In one of the oldest town of the Netherlands, Dordrecht, a museum gives an impression of its origin and roots. In just a few rooms it manages to show how and where it started and what was exhibited. This small and cute exhibition is called “Spiegel voor het Heden” or “Mirror of the Present”.
The museum was founded 125 years ago, so this is a special exhibition. The so-called “Vereniging Oud-Dordrecht“, interested in preserving Dordrecht’s important and rich past, was responsible for the creation of the museum over a century ago. The association also helped create this commemorative exhibition.
In the 19th century, after Napoleon had been defeated and a new Dutch realm had been created, people started to become more aware of national identity and history. When parts of the then Netherlands; first Belgium and then Luxembourg became independent, national identity, history, feelings became even more important.
People also started to realize how much was being destroyed, while towns increased in size. They became aware culture, heritage, the past, needed to be preserved for later generations.
Avid Dordrecht collectors, including a Mr. Simon van Gijn, considered it important people remained familiar with their history as well as their culture. He once stated the past was a mirror reflecting the present – or to put it differently: the present is rooted in the past. His saying reflects both the reason for founding this museum, as well as the title of this exhibition.

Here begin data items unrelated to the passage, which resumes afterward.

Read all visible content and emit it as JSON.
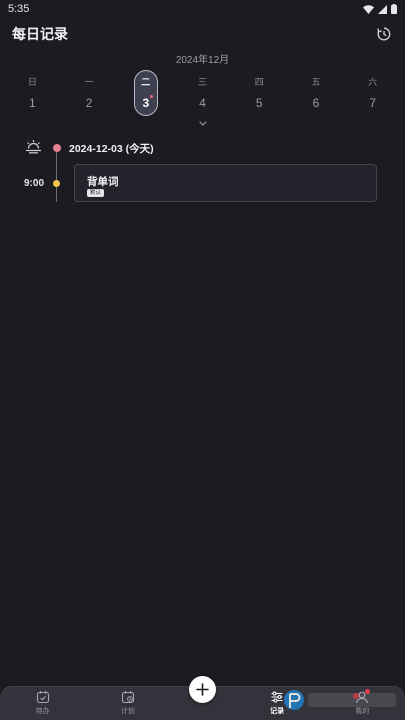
{
  "status_bar": {
    "time": "5:35"
  },
  "header": {
    "title": "每日记录"
  },
  "calendar": {
    "month_label": "2024年12月",
    "days": [
      {
        "weekday": "日",
        "num": "1"
      },
      {
        "weekday": "一",
        "num": "2"
      },
      {
        "weekday": "二",
        "num": "3",
        "selected": true
      },
      {
        "weekday": "三",
        "num": "4"
      },
      {
        "weekday": "四",
        "num": "5"
      },
      {
        "weekday": "五",
        "num": "6"
      },
      {
        "weekday": "六",
        "num": "7"
      }
    ]
  },
  "timeline": {
    "date_heading": "2024-12-03 (今天)",
    "tasks": [
      {
        "time": "9:00",
        "title": "背单词",
        "tag": "默认"
      }
    ]
  },
  "bottom_nav": {
    "items": [
      {
        "label": "待办"
      },
      {
        "label": "计划"
      },
      {
        "label": "记录"
      },
      {
        "label": "我的"
      }
    ]
  },
  "colors": {
    "background": "#1c1b22",
    "accent_start": "#e6828f",
    "task_dot": "#f2c84b",
    "badge": "#e53b4a"
  }
}
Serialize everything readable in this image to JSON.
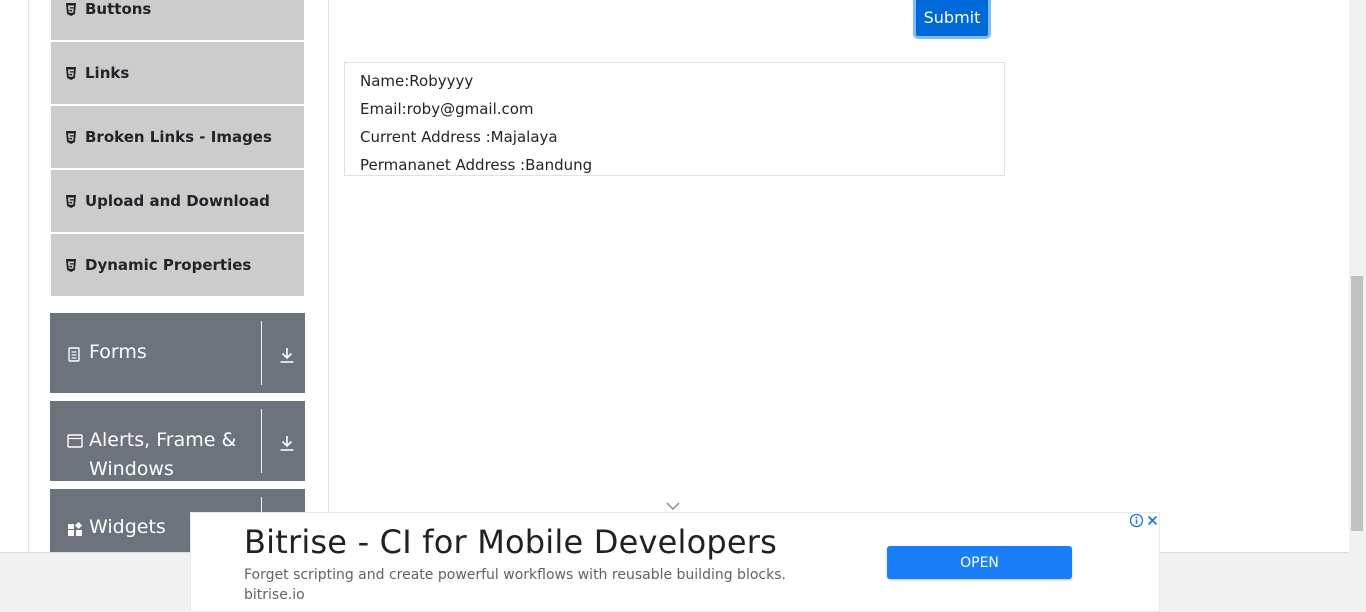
{
  "sidebar": {
    "elements_items": [
      {
        "label": "Buttons"
      },
      {
        "label": "Links"
      },
      {
        "label": "Broken Links - Images"
      },
      {
        "label": "Upload and Download"
      },
      {
        "label": "Dynamic Properties"
      }
    ],
    "groups": [
      {
        "label": "Forms",
        "icon": "document-icon"
      },
      {
        "label_line1": "Alerts, Frame &",
        "label_line2": "Windows",
        "icon": "window-icon"
      },
      {
        "label": "Widgets",
        "icon": "widgets-icon"
      }
    ]
  },
  "form": {
    "submit_label": "Submit"
  },
  "output": {
    "name": "Name:Robyyyy",
    "email": "Email:roby@gmail.com",
    "current_address": "Current Address :Majalaya",
    "permanent_address": "Permananet Address :Bandung"
  },
  "ad": {
    "title": "Bitrise - CI for Mobile Developers",
    "description": "Forget scripting and create powerful workflows with reusable building blocks.",
    "domain": "bitrise.io",
    "cta": "OPEN"
  },
  "colors": {
    "menu_item_bg": "#cccccc",
    "group_bg": "#6c737c",
    "submit_bg": "#0069d9",
    "ad_cta_bg": "#1a7ff6"
  }
}
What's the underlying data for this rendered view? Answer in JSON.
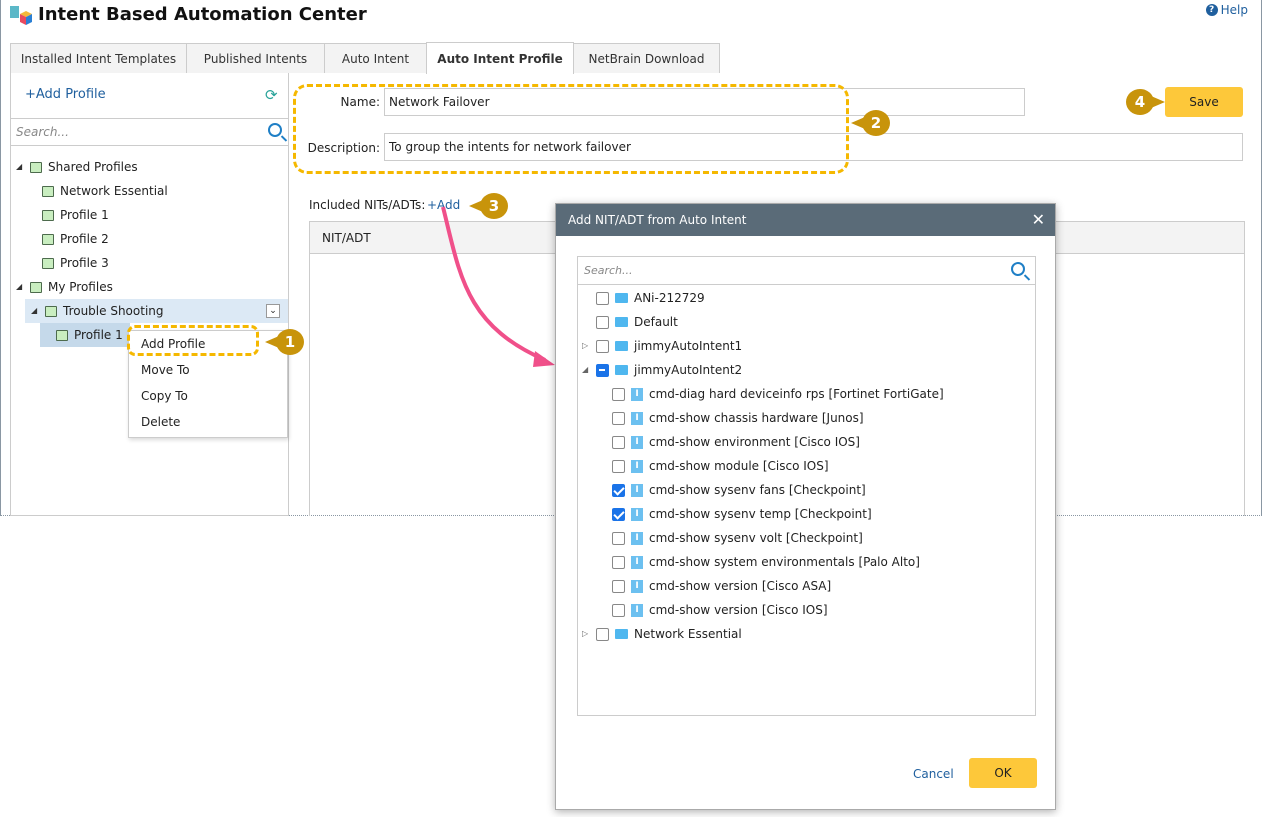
{
  "app": {
    "title": "Intent Based Automation Center",
    "help": "Help"
  },
  "tabs": [
    "Installed Intent Templates",
    "Published Intents",
    "Auto Intent",
    "Auto Intent Profile",
    "NetBrain Download"
  ],
  "left": {
    "add_profile": "+Add Profile",
    "search_placeholder": "Search...",
    "tree": {
      "shared": "Shared Profiles",
      "shared_items": [
        "Network Essential",
        "Profile 1",
        "Profile 2",
        "Profile 3"
      ],
      "my": "My Profiles",
      "folder": "Trouble Shooting",
      "child": "Profile 1"
    },
    "context_menu": [
      "Add Profile",
      "Move To",
      "Copy To",
      "Delete"
    ]
  },
  "form": {
    "name_label": "Name:",
    "name_value": "Network Failover",
    "desc_label": "Description:",
    "desc_value": "To group the intents for network failover",
    "included_label": "Included NITs/ADTs:",
    "add_link": "+Add",
    "save": "Save",
    "grid_header": "NIT/ADT"
  },
  "callouts": [
    "1",
    "2",
    "3",
    "4"
  ],
  "dialog": {
    "title": "Add NIT/ADT from Auto Intent",
    "search_placeholder": "Search...",
    "folders_top": [
      {
        "label": "ANi-212729",
        "expander": "none",
        "check": "off"
      },
      {
        "label": "Default",
        "expander": "none",
        "check": "off"
      },
      {
        "label": "jimmyAutoIntent1",
        "expander": "collapsed",
        "check": "off"
      },
      {
        "label": "jimmyAutoIntent2",
        "expander": "expanded",
        "check": "partial"
      }
    ],
    "items": [
      {
        "label": "cmd-diag hard deviceinfo rps [Fortinet FortiGate]",
        "check": "off"
      },
      {
        "label": "cmd-show chassis hardware [Junos]",
        "check": "off"
      },
      {
        "label": "cmd-show environment [Cisco IOS]",
        "check": "off"
      },
      {
        "label": "cmd-show module [Cisco IOS]",
        "check": "off"
      },
      {
        "label": "cmd-show sysenv fans [Checkpoint]",
        "check": "on"
      },
      {
        "label": "cmd-show sysenv temp [Checkpoint]",
        "check": "on"
      },
      {
        "label": "cmd-show sysenv volt [Checkpoint]",
        "check": "off"
      },
      {
        "label": "cmd-show system environmentals [Palo Alto]",
        "check": "off"
      },
      {
        "label": "cmd-show version [Cisco ASA]",
        "check": "off"
      },
      {
        "label": "cmd-show version [Cisco IOS]",
        "check": "off"
      }
    ],
    "folder_last": {
      "label": "Network Essential",
      "expander": "collapsed",
      "check": "off"
    },
    "cancel": "Cancel",
    "ok": "OK"
  },
  "colors": {
    "accent": "#fdc83a",
    "callout": "#c8940b",
    "link": "#1f5f9e",
    "dialog_header": "#5a6b78",
    "arrow": "#f0508a"
  }
}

Van Gijn was a rich banker, living from 1836 to 1922. His very own house in Dordrecht is now a museum. With other wealthy collectors, he tried to preserve as much as possible provided it had a link to Dordrecht’s past.

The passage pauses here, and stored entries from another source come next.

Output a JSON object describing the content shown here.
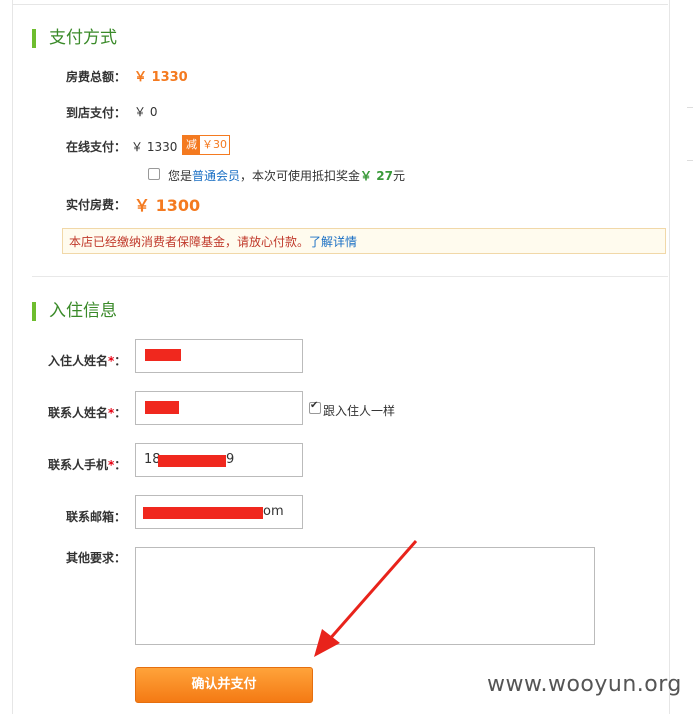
{
  "payment": {
    "title": "支付方式",
    "total_label": "房费总额：",
    "total_value": "￥ 1330",
    "store_label": "到店支付：",
    "store_value": "￥ 0",
    "online_label": "在线支付：",
    "online_value": "￥ 1330",
    "discount_tag": "减",
    "discount_value": "￥30",
    "member_prefix": "您是",
    "member_link": "普通会员",
    "member_mid": "，本次可使用抵扣奖金",
    "member_amount": "￥ 27",
    "member_suffix": "元",
    "actual_label": "实付房费：",
    "actual_value": "￥ 1300",
    "notice_text": "本店已经缴纳消费者保障基金，请放心付款。",
    "notice_link": "了解详情"
  },
  "checkin": {
    "title": "入住信息",
    "guest_label": "入住人姓名",
    "contact_label": "联系人姓名",
    "contact_same_label": "跟入住人一样",
    "phone_label": "联系人手机",
    "phone_value_start": "18",
    "phone_value_end": "9",
    "email_label": "联系邮箱：",
    "email_value_end": "om",
    "other_label": "其他要求：",
    "required_mark": "*",
    "colon": "："
  },
  "actions": {
    "confirm_pay_label": "确认并支付"
  },
  "watermark": "www.wooyun.org",
  "colors": {
    "accent": "#f47a20",
    "section_green": "#6ebd2e",
    "redaction": "#f0281e",
    "link": "#1a6fc4"
  }
}
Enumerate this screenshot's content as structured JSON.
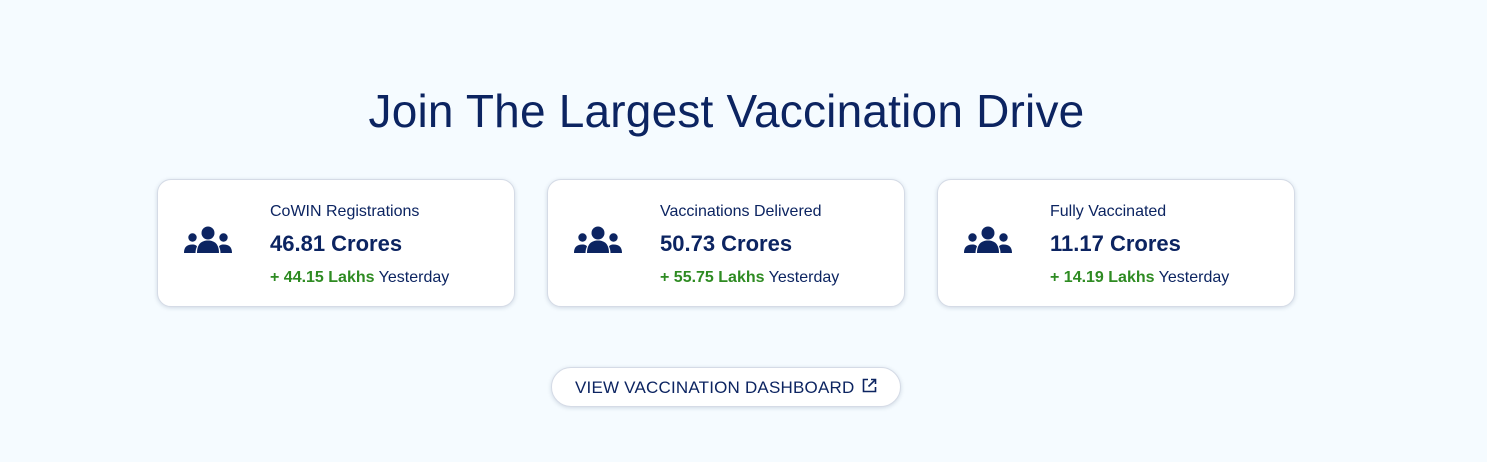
{
  "headline": "Join The Largest Vaccination Drive",
  "colors": {
    "background": "#f5fbff",
    "navy": "#0c2461",
    "green": "#2e8b22",
    "card": "#ffffff"
  },
  "stats": [
    {
      "icon": "people-group-icon",
      "label": "CoWIN Registrations",
      "value": "46.81 Crores",
      "delta": "+ 44.15 Lakhs",
      "delta_suffix": "Yesterday"
    },
    {
      "icon": "people-group-icon",
      "label": "Vaccinations Delivered",
      "value": "50.73 Crores",
      "delta": "+ 55.75 Lakhs",
      "delta_suffix": "Yesterday"
    },
    {
      "icon": "people-group-icon",
      "label": "Fully Vaccinated",
      "value": "11.17 Crores",
      "delta": "+ 14.19 Lakhs",
      "delta_suffix": "Yesterday"
    }
  ],
  "dashboard_button": {
    "label": "VIEW VACCINATION DASHBOARD",
    "icon": "external-link-icon"
  }
}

The museum these collectors founded, started in two attic-rooms above one of Dordrecht’s remaining gate, called Groothoofdspoort. This building still exists and offers wonderful views across busy rivers.
The wealthy collectors were enthusiasts. Mementos related to local important and obscure events were avidly preserved. Their collection soon filled the two attic rooms to overflowing. Early photos in the exhibition show how crammed with stuff the rooms were.
At the start of the 20th century, interest in what must have resembled a Dickensian curiosity-shop declined and visitor-numbers dwindled. In 1922, everything was removed from the two rooms above the gate. Items ended up in other museums, private collections, got lost, or were stored in depots.
For the current exhibition, the most important items were dusted off. The exhibition is not as crammed to overflowing as the two rooms where everything started. There are interesting items like small shields put on top of coffins of deceased guild members.
A painting showing resistance to Napoleon’s troops hangs on a wall. Local heroes are commemorated. A door supposedly painted by one of the Dutch Golden Age Masters was preserved and can now be admired as well. A glass box shows a local sailing vessel, while elsewhere statues are on display, some of which must once have been part of a hearth.
Among old photos, there is one showing what was a very important building – unfortunately pulled down. Here the “Synode van Dordrecht“, the Protestant Dordt Synod took place from 1618 to 1619. Previous generations did not find it important to maintain the building – attitudes have changed.
A bit further a bust and mementos commemorate two brothers de Witt. Cornelis and Johan were born in Dordrecht. They became power-brokers who – on the instigation of the Orange Party – were assassinated in The Hague. The rabble lifted both brothers from prison and tore them to pieces. One of the pieces is preserved by The Hague Historical Museum. Opposing the House of Oranje-Nassau could be dangerous.
Towards the end of this exhibition, a poster shows a national fair was organized outside Dordrecht. Here a complete set of historical buildings was recreated, peopled with men and women in traditional costumes. The whole country could visit; even members of the Oranje-Nassau family showed up.
Decades later, the Dordts Museum is no longer housed in just two rooms, but in a sprawling building. The Dordts Museum’s collection is no longer an “old curiosity shop”, but a serious one containing works of art covering six centuries. Members of the Oranje-Nassau family regularly visit the museum to open its splendid exhibitions.The present is indeed rooted in the past.
This small exhibition is one of several this museum offers visitors. Dordrecht itself has several museums, including the period home of Mr. Simon van Gijn. The town is also known for its well-preserved and highly scenic historical town center.
In short: Dordrecht is worth a day-trip.